PublisherSociety for Range Management
JournalJournal of Range Management
AbstractMore information about the effects of combining intensive livestock grazing of noxious weeds and associated desirable plants with other control measures is needed to develop effective rangeland weed management strategies. We studied the response of leafy spurge (Euphorbia esula L.) and Kentucky bluegrass (Poa pratensis L.) to intensive short-duration grazing by either sheep or cattle, in combination with picloram (4-amino-3,5,6-trichloropicolinic acid) for 5 years. In the first year, 2 pastures (16 and 24-ha) were split into 3 blocks and picloram was applied to one-half of each block at a rate of 0.9 kg ha-1. Exclosures were established to include both treated and untreated portions in each block. The smaller and larger pastures were grazed by sheep and cattle, respectively. There were 1 or 2 grazing periods per year, varying from 1- to 2-days in length. Leafy spurge stem densities were counted annually, and grass cover and plant biomass were also examined.
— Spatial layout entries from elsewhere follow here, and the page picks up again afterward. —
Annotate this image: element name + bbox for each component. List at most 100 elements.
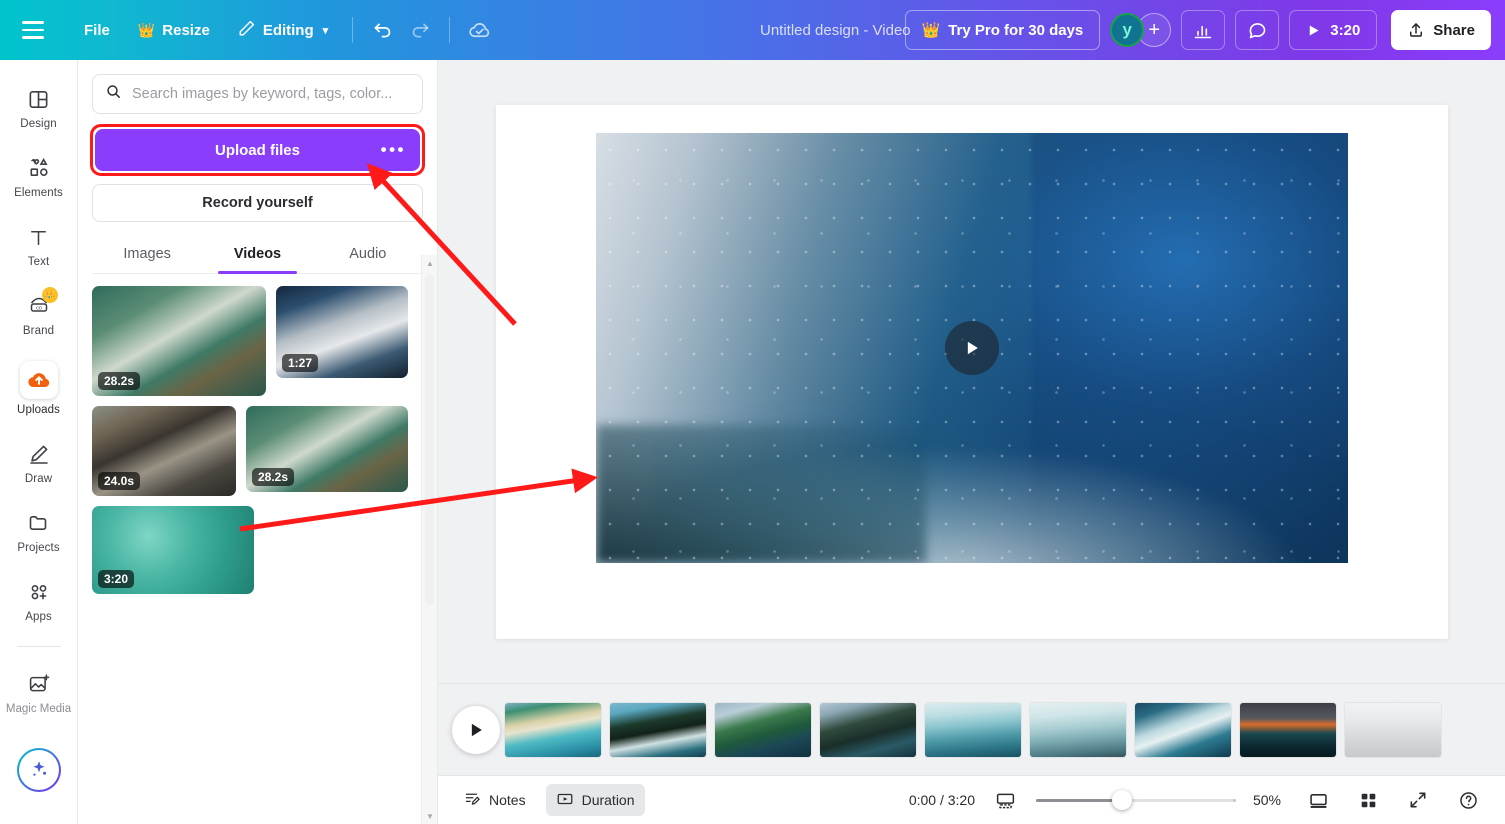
crown-icon: 👑 bbox=[137, 22, 156, 38]
play-icon[interactable] bbox=[944, 320, 999, 375]
sidebar-item-elements[interactable]: Elements bbox=[6, 145, 72, 206]
sidebar-item-design[interactable]: Design bbox=[6, 76, 72, 137]
upload-files-button[interactable]: Upload files ••• bbox=[95, 129, 420, 171]
sidebar-item-apps[interactable]: Apps bbox=[6, 569, 72, 630]
hamburger-icon[interactable] bbox=[22, 15, 52, 45]
crown-icon: 👑 bbox=[921, 22, 941, 39]
file-menu-button[interactable]: File bbox=[70, 12, 124, 48]
resize-label: Resize bbox=[162, 21, 210, 39]
scroll-up-icon[interactable]: ▲ bbox=[422, 255, 437, 271]
redo-icon[interactable] bbox=[401, 11, 439, 49]
timeline-clip[interactable] bbox=[1030, 702, 1126, 757]
editing-label: Editing bbox=[262, 21, 314, 39]
draw-icon bbox=[25, 440, 53, 468]
preview-play-button[interactable]: 3:20 bbox=[1289, 10, 1378, 50]
avatar[interactable]: y bbox=[1110, 13, 1145, 47]
timeline-clips-track[interactable] bbox=[505, 702, 1441, 757]
brand-icon: co 👑 bbox=[25, 287, 58, 320]
zoom-slider-handle[interactable] bbox=[1112, 790, 1132, 810]
share-label: Share bbox=[1433, 21, 1475, 39]
toolbar-divider-1 bbox=[352, 17, 354, 43]
fullscreen-icon[interactable] bbox=[1398, 784, 1438, 816]
timeline-clip[interactable] bbox=[820, 702, 916, 757]
sidebar-item-label: Brand bbox=[22, 325, 55, 337]
tab-audio[interactable]: Audio bbox=[313, 238, 423, 273]
sidebar-item-projects[interactable]: Projects bbox=[6, 500, 72, 561]
timeline-view-icon[interactable] bbox=[985, 784, 1026, 816]
bar-chart-icon[interactable] bbox=[1181, 10, 1226, 50]
sidebar-item-brand[interactable]: co 👑 Brand bbox=[6, 283, 72, 344]
help-icon[interactable] bbox=[1448, 784, 1489, 816]
video-duration-badge: 28.2s bbox=[98, 372, 141, 390]
upload-thumbnail[interactable]: 1:27 bbox=[276, 286, 408, 378]
sidebar-item-label: Magic Media bbox=[5, 703, 72, 715]
scroll-down-icon[interactable]: ▼ bbox=[422, 808, 437, 824]
search-input-wrapper[interactable] bbox=[92, 74, 423, 114]
uploads-panel: Upload files ••• Record yourself Images … bbox=[78, 60, 438, 824]
upload-more-options-icon[interactable]: ••• bbox=[381, 140, 406, 160]
sidebar-item-draw[interactable]: Draw bbox=[6, 431, 72, 492]
ai-sparkle-icon[interactable] bbox=[17, 748, 61, 792]
tab-label: Images bbox=[123, 246, 171, 262]
sidebar-item-label: Projects bbox=[17, 542, 60, 554]
grid-view-icon[interactable] bbox=[1349, 784, 1388, 816]
cloud-saved-icon[interactable] bbox=[460, 11, 498, 49]
upload-thumbnail[interactable]: 3:20 bbox=[92, 506, 254, 594]
uploads-panel-scrollbar[interactable]: ▲ ▼ bbox=[421, 255, 437, 824]
tab-videos[interactable]: Videos bbox=[202, 238, 312, 274]
undo-icon[interactable] bbox=[363, 11, 401, 49]
timeline-clip[interactable] bbox=[715, 702, 811, 757]
editing-mode-button[interactable]: Editing ▾ bbox=[224, 12, 342, 48]
sidebar-item-text[interactable]: Text bbox=[6, 214, 72, 275]
record-yourself-button[interactable]: Record yourself bbox=[92, 184, 423, 222]
pro-crown-badge: 👑 bbox=[41, 287, 58, 303]
timeline-clip[interactable] bbox=[925, 702, 1021, 757]
design-icon bbox=[25, 85, 53, 113]
fit-page-icon[interactable] bbox=[1298, 784, 1339, 816]
comment-bubble-icon[interactable] bbox=[1235, 10, 1280, 50]
add-collaborator-label: + bbox=[1148, 18, 1161, 41]
tab-images[interactable]: Images bbox=[92, 238, 202, 273]
video-duration-badge: 28.2s bbox=[252, 468, 295, 486]
share-button[interactable]: Share bbox=[1391, 10, 1491, 50]
notes-label: Notes bbox=[489, 792, 526, 808]
text-icon bbox=[25, 223, 53, 251]
scrollbar-thumb[interactable] bbox=[425, 275, 434, 605]
try-pro-label: Try Pro for 30 days bbox=[948, 21, 1084, 39]
timeline-play-button[interactable] bbox=[452, 705, 500, 754]
timeline-clip[interactable] bbox=[1135, 702, 1231, 757]
video-duration-badge: 24.0s bbox=[98, 472, 141, 490]
search-input[interactable] bbox=[132, 86, 410, 102]
try-pro-button[interactable]: 👑 Try Pro for 30 days bbox=[904, 10, 1101, 50]
preview-duration-label: 3:20 bbox=[1330, 21, 1361, 39]
video-clip-element[interactable] bbox=[595, 132, 1348, 563]
sidebar-item-label: Elements bbox=[14, 187, 63, 199]
sidebar-item-magic-media[interactable]: Magic Media bbox=[6, 661, 72, 722]
zoom-slider[interactable] bbox=[1036, 790, 1236, 810]
sidebar-item-label: Design bbox=[20, 118, 57, 130]
timeline-clip[interactable] bbox=[610, 702, 706, 757]
upload-thumbnail[interactable]: 28.2s bbox=[246, 406, 408, 492]
sidebar-item-label: Draw bbox=[24, 473, 53, 485]
top-toolbar: File 👑 Resize Editing ▾ Untitled design … bbox=[0, 0, 1505, 60]
design-page[interactable] bbox=[495, 104, 1448, 639]
upload-files-label: Upload files bbox=[214, 141, 300, 159]
sidebar-item-uploads[interactable]: Uploads bbox=[6, 352, 72, 423]
zoom-fill bbox=[1036, 799, 1122, 802]
notes-button[interactable]: Notes bbox=[454, 784, 536, 816]
svg-text:co: co bbox=[36, 305, 42, 311]
sidebar-divider bbox=[16, 646, 61, 647]
design-title[interactable]: Untitled design - Video bbox=[760, 0, 911, 60]
resize-button[interactable]: 👑 Resize bbox=[124, 12, 224, 48]
upload-thumbnail[interactable]: 24.0s bbox=[92, 406, 236, 496]
toolbar-divider-2 bbox=[449, 17, 451, 43]
search-icon bbox=[105, 83, 122, 105]
timeline-clip[interactable] bbox=[1345, 702, 1441, 757]
sidebar-item-label: Text bbox=[27, 256, 50, 268]
upload-thumbnail[interactable]: 28.2s bbox=[92, 286, 266, 396]
timeline-clip[interactable] bbox=[505, 702, 601, 757]
bottom-toolbar: Notes Duration 0:00 / 3:20 50% bbox=[438, 775, 1505, 824]
elements-icon bbox=[25, 154, 53, 182]
timeline-clip[interactable] bbox=[1240, 702, 1336, 757]
duration-button[interactable]: Duration bbox=[545, 784, 645, 816]
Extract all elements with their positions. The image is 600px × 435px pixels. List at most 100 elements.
Data from each pasture (cattle or sheep) were analyzed separately using analyses of variance. Leafy spurge was selectively grazed by sheep, and stem densities were reduced by sheep grazing (P < 0.01). Cattle did not utilize leafy spurge and stem densities were not affected. Picloram reduced leafy spurge stem densities throughout the study in both the sheep (P < 0.001) and cattle (P < 0.001) pastures. Picloram also reduced leafy spurge biomass in the sheep pasture (P < 0.05), which allowed an increase in Kentucky bluegrass biomass. Grazing X picloram interactions affecting either leafy spurge stem densities or leafy spurge biomass were not detected. An integrated leafy spurge management system may require a longer time frame, additional control measures, and (or) more intensive grazing management.